There would probably not be much of a demand for 3D printed batik stamps though. In the meantime I thought of other applications. Of course I chose an ancient Japanese printing technique that's slowly being lost to the world, woodblock printing.
There was a really great exhibition in Paris of woodblock print artwork by the famous Japanese artist from the 18th century, named Hokusai. It was a fantastic collection of his work but I found out later he had done so much in his near 70 year career, that there was only half of it on show. Despite being hundreds of years old, reproductions of his art have been used in mainstream media and are very recognizable, like this one below.
The method used to produce these amazing images is called woodblock printing and the art is called Ukiyo-e.
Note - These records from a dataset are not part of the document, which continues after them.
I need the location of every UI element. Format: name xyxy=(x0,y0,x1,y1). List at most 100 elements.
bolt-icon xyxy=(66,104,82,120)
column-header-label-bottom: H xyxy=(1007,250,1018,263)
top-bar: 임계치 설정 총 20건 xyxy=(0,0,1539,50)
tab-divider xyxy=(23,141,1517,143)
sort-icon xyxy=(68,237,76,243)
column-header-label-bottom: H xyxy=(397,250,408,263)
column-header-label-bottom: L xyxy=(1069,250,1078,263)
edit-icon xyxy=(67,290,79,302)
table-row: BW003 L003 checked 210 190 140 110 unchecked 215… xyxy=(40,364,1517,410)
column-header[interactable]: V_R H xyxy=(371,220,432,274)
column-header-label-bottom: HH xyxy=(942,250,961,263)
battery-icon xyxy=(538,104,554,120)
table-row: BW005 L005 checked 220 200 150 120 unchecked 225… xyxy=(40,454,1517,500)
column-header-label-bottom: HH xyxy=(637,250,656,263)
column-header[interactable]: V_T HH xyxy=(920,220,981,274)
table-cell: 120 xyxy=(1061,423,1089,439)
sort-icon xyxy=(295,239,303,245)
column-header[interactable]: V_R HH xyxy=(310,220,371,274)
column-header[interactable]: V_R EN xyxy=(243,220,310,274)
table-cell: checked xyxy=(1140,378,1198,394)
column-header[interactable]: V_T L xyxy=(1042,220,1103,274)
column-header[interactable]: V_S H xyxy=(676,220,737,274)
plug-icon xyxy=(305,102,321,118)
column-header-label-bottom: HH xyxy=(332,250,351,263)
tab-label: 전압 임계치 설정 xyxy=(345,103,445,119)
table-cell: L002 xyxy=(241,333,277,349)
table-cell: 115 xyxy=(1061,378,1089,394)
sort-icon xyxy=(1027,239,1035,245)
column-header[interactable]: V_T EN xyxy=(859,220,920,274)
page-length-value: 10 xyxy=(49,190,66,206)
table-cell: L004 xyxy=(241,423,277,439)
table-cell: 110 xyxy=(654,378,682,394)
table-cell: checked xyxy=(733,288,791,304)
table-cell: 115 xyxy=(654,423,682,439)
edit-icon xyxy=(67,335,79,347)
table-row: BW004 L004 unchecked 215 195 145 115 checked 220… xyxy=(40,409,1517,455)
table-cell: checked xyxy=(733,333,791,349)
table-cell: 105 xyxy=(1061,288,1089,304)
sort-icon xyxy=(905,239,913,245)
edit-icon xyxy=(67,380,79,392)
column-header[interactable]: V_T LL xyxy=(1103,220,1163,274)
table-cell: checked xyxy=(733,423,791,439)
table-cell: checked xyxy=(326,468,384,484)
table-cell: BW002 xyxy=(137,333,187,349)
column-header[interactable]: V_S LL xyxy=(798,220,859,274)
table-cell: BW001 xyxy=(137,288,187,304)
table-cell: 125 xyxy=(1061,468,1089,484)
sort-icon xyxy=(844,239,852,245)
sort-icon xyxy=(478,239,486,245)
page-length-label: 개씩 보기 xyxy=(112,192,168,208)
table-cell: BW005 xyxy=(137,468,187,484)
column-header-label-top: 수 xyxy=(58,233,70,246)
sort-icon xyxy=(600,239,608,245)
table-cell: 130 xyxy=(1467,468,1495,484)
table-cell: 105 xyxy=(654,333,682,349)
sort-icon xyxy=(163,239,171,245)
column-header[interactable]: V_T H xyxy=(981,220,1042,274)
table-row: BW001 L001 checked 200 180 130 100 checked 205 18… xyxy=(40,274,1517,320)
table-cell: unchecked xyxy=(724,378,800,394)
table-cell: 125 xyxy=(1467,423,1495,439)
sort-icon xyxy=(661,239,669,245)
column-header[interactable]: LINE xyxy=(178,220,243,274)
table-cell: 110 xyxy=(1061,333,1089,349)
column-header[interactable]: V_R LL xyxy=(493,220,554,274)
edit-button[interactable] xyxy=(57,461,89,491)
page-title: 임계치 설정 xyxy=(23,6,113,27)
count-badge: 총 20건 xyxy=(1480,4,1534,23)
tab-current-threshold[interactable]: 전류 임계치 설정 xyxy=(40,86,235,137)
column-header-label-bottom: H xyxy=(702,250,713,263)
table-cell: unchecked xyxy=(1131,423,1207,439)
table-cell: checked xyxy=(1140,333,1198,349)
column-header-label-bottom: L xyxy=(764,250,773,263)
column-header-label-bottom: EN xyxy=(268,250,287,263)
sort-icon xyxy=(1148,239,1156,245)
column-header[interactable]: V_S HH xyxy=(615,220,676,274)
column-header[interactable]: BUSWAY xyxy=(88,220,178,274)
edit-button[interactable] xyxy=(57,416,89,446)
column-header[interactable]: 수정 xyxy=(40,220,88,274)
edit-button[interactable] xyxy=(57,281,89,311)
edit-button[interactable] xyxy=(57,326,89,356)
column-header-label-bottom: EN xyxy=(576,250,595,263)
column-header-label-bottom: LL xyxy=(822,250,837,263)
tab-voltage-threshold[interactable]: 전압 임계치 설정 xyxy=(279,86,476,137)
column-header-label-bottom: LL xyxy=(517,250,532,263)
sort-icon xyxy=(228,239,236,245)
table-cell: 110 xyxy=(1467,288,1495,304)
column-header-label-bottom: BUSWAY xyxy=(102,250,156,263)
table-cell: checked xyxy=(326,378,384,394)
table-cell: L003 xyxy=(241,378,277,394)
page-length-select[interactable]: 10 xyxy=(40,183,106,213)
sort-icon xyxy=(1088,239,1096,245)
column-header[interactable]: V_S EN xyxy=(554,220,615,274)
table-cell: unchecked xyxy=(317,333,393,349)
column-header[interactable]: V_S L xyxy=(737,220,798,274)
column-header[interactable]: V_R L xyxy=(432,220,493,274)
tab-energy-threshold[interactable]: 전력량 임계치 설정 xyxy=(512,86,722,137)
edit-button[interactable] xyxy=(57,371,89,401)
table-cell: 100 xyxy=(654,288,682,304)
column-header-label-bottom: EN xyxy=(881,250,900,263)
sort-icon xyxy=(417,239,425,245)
It's essentially an early form of offset printing which is how many books, posters and newspapers are printed today. In Ukiyo-e, the artist uses hand carved wooden blocks to transfer ink to paper in a very precise way.
Can a 3D printer be used to make Japanese style woodblocks? Carving these blocks is really really hard to do and takes a long time, so I wondered if 3D printing could be used to make some sort of more accessible alternative for the budding artist. I doubt that a 3D printed version could ever match the beauty of a traditional woodblock print but it would certainly be fun.
I decided to convert a famous print of Mount Fuji by Hokusai into 3D data and started printing test samples to see what kind of print I could get. I'm running a slightly wider nozzle, 0.6mm so maybe the standard 0.4mm nozzle would be better to get the smaller details but take a lot longer. I am sticking 0.6mm.
I tried a few different Grasshopper algorithms with Rhino to perform an edge-detect function on jpegs that let me generate the lines I need to extrude and turn a photo into a 3D printable model. Here is a link to get the Grasshopper definition. Rooster - www.food4rhino.com/app/rooster
At first the numerous tiny details in the artwork caused print failures and I needed to really tweak the slicer settings. On the whole it was quite challenging to get all the details in like the trees at the foot of the mountain but so far they look pretty good. See below.
Looking forward to actually printing a proof of concept. I do foresee many issues with how the ink or paint will stick to the plastic but there is a type of 3D printing filament called Woodfill, which contains wood powder so... maybe this 'wood' be the best option:)
After doing a few successful 3D prints, it struck me that this process could be used to convert artwork into a medium to let blind people feel and see a piece of artwork too. But that is for another post.
They say getting 80% of the work done takes just 20% effort, but the last 20% takes 80% more effort.
I disagree, it actually feels more like another thousand percent! I've been printing all sorts of test parts in order to tune firmware settings.
This is a pic taken of a print, the first time I've maxed out the Z axis, printing a sample model downloaded from the British Museum. Maxing out Z means 382mm. I hope to get this number to a nice 400mm. This was also quality test after all my tweaks and it is stunning.
So after all, Chinese parts turned out to be great and very worth the 3 week delivery time.